Most cosmetic dentists learn how to install veneers. Dr. Jake Bateman spent the early years of his career learning when not to.
He watched the industry drift toward bigger, brighter, more uniform smiles, and noticed his patients quietly asking for the opposite. They wanted to look like themselves, only better. They wanted to walk into a room and have no one ask, “Did you have something done?”
That preference became his entire practice.
Today, Dr. Bateman is part of a small group of dentists nationally focused on no-prep veneers, a discipline that demands more planning, more precision, and considerably more restraint than traditional cosmetic work. No shaving down healthy enamel. No starting over. The natural smile is preserved beneath the result, and the result is judged by a single question: does it look like nothing was done?

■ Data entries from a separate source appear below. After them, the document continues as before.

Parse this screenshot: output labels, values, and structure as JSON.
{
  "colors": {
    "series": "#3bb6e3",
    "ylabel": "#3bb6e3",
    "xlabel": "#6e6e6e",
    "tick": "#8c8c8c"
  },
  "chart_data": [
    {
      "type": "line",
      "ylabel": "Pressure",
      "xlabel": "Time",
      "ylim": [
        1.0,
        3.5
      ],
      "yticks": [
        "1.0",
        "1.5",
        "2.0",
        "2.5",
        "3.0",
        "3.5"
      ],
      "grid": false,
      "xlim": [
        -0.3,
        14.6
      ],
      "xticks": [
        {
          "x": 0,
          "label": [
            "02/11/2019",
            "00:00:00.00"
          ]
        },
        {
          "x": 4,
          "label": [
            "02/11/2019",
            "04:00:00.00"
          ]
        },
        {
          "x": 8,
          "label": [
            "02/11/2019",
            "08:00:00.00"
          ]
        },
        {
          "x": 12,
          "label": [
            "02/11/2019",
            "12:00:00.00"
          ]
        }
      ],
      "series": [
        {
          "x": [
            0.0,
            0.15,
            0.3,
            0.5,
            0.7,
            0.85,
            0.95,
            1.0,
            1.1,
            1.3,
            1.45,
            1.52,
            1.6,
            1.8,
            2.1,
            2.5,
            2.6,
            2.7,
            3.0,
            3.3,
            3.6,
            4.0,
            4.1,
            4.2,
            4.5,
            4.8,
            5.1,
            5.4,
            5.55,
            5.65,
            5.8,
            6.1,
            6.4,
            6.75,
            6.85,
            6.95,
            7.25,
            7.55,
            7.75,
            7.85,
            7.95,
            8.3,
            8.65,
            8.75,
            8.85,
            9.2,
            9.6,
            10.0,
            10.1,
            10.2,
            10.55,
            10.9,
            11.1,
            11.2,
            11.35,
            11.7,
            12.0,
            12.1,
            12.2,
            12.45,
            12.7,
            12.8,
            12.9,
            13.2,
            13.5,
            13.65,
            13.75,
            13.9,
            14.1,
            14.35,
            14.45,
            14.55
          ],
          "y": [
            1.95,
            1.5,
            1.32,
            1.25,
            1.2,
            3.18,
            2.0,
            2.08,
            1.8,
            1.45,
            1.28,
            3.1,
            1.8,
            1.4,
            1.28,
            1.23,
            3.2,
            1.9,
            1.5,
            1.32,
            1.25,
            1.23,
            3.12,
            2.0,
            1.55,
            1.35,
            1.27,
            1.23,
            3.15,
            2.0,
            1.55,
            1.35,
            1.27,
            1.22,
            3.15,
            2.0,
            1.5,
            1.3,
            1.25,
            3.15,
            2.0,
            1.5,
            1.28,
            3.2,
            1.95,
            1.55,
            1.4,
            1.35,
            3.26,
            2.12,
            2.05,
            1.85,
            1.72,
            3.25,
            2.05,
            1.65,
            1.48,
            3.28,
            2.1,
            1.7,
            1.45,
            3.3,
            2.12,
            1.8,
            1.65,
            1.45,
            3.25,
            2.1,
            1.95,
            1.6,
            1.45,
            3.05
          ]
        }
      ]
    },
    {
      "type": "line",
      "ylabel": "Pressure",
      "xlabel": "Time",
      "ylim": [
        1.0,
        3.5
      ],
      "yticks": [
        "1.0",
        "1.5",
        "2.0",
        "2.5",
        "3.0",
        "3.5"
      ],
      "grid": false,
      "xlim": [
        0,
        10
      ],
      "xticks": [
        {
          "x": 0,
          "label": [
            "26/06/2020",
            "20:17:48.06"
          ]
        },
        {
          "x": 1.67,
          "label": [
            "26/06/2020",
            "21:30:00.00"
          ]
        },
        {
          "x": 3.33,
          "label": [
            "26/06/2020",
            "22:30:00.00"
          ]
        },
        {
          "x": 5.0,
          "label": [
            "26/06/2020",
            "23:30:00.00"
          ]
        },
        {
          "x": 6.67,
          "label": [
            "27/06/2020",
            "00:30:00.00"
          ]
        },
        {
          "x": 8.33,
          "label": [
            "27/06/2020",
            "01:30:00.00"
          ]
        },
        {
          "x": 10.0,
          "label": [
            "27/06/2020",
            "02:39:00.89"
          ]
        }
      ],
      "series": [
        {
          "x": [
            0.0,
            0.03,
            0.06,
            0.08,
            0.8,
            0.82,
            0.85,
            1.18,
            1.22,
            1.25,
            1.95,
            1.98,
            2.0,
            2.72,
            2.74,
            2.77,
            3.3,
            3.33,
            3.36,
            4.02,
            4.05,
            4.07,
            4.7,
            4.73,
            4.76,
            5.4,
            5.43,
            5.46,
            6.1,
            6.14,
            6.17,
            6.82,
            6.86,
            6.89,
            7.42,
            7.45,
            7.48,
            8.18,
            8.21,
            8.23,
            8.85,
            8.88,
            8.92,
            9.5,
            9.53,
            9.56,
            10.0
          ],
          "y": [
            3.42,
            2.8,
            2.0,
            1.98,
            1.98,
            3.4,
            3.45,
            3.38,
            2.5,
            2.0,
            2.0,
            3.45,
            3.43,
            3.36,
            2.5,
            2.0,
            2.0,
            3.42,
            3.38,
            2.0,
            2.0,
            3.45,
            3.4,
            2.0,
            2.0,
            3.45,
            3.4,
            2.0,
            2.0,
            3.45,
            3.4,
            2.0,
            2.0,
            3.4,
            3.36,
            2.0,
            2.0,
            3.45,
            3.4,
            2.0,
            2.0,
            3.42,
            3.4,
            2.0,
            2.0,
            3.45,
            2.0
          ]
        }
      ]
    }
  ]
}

His only belief is that the future of aesthetic dentistry is smaller, not bigger, and that the best practitioners will be measured by what nobody can see.
Working with Dr. Bateman starts with a conversation, not a treatment plan. He listens before he diagnoses. He recommends less than most. And when he does work on a smile, he does it once, carefully, and designs it to last.
We typically like to see our patients for 2-3 follow up visits to make refinements.
Patients often leave with smaller plans than they expected, longer-lasting outcomes than they hoped for, and a result no one can quite put their finger on.